Hospice is a way to deal realistically and compassionately with the end of life. It offers the hope of dignity and comfort. Hospice is a family-oriented program that helps families and friends care for their loved one in their home, in a nursing home or in an assisted living facility. Hospice is not a substitute for the family or the family’s care. Hospice workers help patients make the most of each day. Hospice neither hastens nor prolongs death. Hospice seeks to let nature take its course while managing any pain that might be part of the death process.
The primary goals of hospice care are to:
- Relieve the physical, mental, emotional and spiritual suffering of our patients and those who care for them
- Promote the dignity and independence of our patients to the greatest extent possible
- Support our patients and their families in finding personal fulfillment as they deal with end-of-life challenges
The Team Approach
Hospice of Westchester brings together a team of specially trained professionals and volunteers who work with the patient’s physician to develop an individualized plan of care designed to control pain and ease end of life struggles for our patients and their families.The Hospice Team is made up of professionals from multiple disciplines including nursing, social work, spiritual care, bereavement, complementary care and volunteers. All disciplines work under the direction of our hospice medical director. When patients with a terminal illness are supported by an interdisciplinary team of skilled palliative care specialists and volunteers, the last stages of life can become a comfortable and treasured time of new hope and healing. Often, the patient’s physical, psychosocial, and spiritual distress can be relieved through effective collaboration among the team and family members. They form a caring community in which patients can find new meaning, restored integrity, and a dignified close to life.

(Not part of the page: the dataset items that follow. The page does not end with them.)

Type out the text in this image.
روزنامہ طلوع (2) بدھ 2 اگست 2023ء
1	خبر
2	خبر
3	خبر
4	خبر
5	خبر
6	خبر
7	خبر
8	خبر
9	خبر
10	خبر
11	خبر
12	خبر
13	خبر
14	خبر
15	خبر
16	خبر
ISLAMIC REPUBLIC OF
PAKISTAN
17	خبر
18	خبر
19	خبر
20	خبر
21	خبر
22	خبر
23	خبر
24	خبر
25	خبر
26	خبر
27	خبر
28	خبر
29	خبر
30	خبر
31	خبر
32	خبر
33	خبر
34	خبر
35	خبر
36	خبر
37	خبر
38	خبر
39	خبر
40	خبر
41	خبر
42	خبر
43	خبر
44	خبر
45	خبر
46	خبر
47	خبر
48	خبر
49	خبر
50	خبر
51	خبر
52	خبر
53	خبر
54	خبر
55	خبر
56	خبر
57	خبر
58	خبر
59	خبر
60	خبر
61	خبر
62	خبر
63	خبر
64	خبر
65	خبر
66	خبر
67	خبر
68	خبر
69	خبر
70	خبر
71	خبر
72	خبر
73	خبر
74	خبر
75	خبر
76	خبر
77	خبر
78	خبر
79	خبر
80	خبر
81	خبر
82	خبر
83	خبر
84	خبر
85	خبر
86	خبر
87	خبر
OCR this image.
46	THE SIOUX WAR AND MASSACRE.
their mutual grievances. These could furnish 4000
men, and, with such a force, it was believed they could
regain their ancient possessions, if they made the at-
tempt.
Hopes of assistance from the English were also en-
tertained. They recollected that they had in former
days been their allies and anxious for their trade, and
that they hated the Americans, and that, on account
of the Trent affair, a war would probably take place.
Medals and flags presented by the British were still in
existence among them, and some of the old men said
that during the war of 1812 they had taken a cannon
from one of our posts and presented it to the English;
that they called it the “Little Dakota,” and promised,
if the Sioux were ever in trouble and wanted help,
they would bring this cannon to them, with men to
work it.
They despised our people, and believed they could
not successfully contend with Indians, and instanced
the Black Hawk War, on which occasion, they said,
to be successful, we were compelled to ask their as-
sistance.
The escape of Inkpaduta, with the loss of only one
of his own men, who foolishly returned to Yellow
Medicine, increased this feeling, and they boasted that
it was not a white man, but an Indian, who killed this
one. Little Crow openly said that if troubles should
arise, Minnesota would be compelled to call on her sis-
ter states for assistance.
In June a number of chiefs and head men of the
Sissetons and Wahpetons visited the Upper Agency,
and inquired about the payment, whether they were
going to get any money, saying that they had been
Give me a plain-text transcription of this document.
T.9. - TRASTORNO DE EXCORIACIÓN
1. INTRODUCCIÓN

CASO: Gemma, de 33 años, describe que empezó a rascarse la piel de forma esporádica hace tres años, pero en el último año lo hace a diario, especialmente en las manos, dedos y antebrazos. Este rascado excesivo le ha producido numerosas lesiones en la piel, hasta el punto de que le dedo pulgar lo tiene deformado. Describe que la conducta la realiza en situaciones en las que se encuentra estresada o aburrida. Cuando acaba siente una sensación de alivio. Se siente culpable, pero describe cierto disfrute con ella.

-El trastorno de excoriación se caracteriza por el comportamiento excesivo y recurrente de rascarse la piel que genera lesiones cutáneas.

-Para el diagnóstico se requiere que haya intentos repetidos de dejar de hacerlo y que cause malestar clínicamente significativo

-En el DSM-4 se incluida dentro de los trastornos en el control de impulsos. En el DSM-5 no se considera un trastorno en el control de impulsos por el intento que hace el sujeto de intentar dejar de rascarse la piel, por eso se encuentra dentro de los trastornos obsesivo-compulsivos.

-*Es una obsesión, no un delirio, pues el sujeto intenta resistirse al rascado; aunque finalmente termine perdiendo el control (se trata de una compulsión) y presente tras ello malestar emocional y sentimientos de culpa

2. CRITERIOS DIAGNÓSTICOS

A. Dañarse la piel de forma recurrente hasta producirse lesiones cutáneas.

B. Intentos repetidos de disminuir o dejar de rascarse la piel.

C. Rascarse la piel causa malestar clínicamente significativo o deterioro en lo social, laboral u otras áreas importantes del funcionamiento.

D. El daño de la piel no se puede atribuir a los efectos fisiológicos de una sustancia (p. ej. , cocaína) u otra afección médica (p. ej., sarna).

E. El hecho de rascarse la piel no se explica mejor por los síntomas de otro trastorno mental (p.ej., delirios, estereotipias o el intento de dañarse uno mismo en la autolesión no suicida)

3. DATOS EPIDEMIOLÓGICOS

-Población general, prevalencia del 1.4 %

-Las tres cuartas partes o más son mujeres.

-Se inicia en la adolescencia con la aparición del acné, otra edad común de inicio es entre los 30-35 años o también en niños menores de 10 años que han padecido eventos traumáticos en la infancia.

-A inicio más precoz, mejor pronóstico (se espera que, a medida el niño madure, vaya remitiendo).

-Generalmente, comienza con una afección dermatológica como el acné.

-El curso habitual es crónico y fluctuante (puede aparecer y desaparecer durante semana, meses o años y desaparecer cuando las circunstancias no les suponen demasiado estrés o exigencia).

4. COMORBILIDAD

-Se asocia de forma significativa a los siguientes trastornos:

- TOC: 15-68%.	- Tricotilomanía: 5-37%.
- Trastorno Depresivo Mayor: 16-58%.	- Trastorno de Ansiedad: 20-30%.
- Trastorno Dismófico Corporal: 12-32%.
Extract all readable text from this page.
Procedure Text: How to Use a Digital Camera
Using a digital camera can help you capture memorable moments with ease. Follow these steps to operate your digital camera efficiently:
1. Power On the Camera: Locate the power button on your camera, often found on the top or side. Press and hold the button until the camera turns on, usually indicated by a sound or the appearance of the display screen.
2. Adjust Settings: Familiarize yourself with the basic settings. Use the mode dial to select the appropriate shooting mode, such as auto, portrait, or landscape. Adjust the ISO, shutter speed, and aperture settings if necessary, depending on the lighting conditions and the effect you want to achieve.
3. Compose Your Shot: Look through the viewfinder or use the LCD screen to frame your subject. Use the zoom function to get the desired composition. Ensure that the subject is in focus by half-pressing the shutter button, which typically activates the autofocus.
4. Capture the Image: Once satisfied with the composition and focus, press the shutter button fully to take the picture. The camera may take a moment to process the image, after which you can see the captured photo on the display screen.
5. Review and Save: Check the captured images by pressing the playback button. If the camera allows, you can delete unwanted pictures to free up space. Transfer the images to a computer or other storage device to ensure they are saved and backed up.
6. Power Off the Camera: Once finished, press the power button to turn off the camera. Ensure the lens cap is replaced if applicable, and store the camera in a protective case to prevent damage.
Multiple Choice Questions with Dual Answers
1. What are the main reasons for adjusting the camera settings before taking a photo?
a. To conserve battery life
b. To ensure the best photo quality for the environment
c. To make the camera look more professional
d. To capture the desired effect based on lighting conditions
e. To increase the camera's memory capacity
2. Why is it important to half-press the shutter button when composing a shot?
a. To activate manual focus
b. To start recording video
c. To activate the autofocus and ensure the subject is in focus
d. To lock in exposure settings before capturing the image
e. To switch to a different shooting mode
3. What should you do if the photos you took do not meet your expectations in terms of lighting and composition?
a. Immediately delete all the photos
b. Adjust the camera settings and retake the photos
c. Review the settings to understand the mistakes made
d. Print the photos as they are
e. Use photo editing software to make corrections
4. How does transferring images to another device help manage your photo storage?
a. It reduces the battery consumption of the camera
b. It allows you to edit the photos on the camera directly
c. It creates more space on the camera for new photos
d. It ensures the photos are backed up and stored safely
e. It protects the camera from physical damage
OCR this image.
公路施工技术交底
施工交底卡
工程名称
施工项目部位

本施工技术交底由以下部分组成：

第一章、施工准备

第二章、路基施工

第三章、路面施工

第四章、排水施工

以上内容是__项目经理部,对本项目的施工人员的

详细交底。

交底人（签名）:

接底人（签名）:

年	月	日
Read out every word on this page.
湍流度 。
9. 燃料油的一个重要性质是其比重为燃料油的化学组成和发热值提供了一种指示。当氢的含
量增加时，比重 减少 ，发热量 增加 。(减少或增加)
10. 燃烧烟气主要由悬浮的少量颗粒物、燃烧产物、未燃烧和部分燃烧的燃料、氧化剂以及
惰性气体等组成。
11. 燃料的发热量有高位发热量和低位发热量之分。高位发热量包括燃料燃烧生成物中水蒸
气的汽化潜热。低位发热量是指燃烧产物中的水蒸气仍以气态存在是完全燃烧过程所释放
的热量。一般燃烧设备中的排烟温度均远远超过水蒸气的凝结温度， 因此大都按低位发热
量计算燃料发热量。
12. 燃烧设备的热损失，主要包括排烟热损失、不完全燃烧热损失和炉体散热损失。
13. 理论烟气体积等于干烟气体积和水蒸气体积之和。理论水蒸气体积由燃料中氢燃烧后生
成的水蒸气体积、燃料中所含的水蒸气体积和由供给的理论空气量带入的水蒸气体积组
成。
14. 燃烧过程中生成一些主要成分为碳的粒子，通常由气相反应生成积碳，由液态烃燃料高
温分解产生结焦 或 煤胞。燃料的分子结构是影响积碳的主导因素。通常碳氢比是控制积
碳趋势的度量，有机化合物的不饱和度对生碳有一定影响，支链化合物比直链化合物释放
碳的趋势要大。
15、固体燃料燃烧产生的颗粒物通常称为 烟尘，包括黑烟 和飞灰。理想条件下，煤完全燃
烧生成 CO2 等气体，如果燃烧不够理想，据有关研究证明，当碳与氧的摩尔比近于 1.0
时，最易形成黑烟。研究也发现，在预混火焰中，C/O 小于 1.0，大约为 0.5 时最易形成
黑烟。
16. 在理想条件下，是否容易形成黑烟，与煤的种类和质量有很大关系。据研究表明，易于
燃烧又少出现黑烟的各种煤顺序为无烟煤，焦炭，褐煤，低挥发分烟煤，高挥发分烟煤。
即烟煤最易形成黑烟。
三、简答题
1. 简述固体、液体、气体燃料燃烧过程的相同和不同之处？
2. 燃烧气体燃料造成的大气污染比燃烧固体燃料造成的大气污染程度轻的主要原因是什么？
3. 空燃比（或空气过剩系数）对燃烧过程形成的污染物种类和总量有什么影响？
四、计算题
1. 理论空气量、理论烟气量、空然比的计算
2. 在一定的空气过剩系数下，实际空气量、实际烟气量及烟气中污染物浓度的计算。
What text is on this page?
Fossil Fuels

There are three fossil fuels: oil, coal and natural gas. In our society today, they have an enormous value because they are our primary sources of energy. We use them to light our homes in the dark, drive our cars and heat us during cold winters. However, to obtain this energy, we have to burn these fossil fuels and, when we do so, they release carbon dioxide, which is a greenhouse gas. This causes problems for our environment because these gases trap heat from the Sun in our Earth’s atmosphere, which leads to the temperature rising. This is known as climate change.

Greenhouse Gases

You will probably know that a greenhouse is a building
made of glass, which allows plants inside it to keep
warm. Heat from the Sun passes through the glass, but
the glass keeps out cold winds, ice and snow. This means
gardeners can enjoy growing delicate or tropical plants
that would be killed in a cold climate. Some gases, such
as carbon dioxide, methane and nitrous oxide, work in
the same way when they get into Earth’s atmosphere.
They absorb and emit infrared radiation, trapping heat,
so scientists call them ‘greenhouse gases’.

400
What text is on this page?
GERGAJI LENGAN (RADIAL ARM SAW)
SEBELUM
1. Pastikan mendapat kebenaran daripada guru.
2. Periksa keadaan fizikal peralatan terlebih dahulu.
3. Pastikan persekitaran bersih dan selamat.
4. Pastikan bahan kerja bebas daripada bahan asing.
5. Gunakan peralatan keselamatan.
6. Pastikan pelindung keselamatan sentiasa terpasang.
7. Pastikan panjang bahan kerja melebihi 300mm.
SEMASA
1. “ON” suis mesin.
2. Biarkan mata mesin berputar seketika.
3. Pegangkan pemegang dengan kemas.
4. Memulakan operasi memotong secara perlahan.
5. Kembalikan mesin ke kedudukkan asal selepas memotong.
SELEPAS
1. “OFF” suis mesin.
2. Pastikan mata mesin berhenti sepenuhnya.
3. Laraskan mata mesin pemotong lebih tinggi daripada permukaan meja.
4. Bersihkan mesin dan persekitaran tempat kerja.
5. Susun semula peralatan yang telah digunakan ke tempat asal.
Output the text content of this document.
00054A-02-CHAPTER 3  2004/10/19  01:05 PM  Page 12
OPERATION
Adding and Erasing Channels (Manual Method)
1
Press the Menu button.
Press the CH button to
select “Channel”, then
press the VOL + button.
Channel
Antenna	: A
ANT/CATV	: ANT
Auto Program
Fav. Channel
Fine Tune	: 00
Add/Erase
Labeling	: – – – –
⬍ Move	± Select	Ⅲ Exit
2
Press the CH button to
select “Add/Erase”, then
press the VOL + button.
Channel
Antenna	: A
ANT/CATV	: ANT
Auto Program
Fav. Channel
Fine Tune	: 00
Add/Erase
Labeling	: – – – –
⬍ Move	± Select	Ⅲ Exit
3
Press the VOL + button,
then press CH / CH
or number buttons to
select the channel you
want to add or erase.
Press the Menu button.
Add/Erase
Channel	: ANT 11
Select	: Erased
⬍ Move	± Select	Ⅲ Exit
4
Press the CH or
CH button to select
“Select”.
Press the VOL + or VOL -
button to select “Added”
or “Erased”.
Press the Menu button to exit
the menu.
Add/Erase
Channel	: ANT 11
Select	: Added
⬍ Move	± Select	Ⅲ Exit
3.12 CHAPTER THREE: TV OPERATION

“The team that came in – the nurse, the caregiver, the therapist – I thought they went above and beyond what they had to do...”
When faced with a life-limiting or terminal illness, many of the decisions that must be made can be challenging and emotional. These decisions can involve advance directives, funeral arrangements and other important considerations. Even though discussing these topics may bring up challenging feelings, it is important to be proactive and to use effective communication in order to ensure choice and control during difficult times.At Hospice of Westchester, our social worker is experienced in facilitating a discussion with your family to plan for the future. Following are some guidelines to help you broach potentially difficult subjects.
- Plan ahead for the conversation.
- Be sensitive to the fact that you will be discussing emotionally laden topics.
- Choose a place and time that is conducive to an open conversation.
- Keep in mind that you may have to discuss the same topic on several separate occasions.
- Realize that family members may disagree and that the goal is to allow the patient to have a say in the matters being discussed..
- Use “I” statements to get your view and feelings across to others.
- Do not use this time to discuss old wounds or bring up unresolved issues from the past. Try to keep your focus on the patient.
- Be aware that initial decisions may change over the course of time.
- Be compassionate with yourself and those in your family. Everyone deals with emotions differently and there is no right or wrong way.
Virtual Support Group
During the pandemic many of the supports and rituals commonly used were unavailable, which can make losing a loved one even more difficult. A bereavement support group can provide a supportive environment in which you can understand the impact grief has on your life, learn ways to cope with the loss, and begin to look toward the future with purpose and meaning.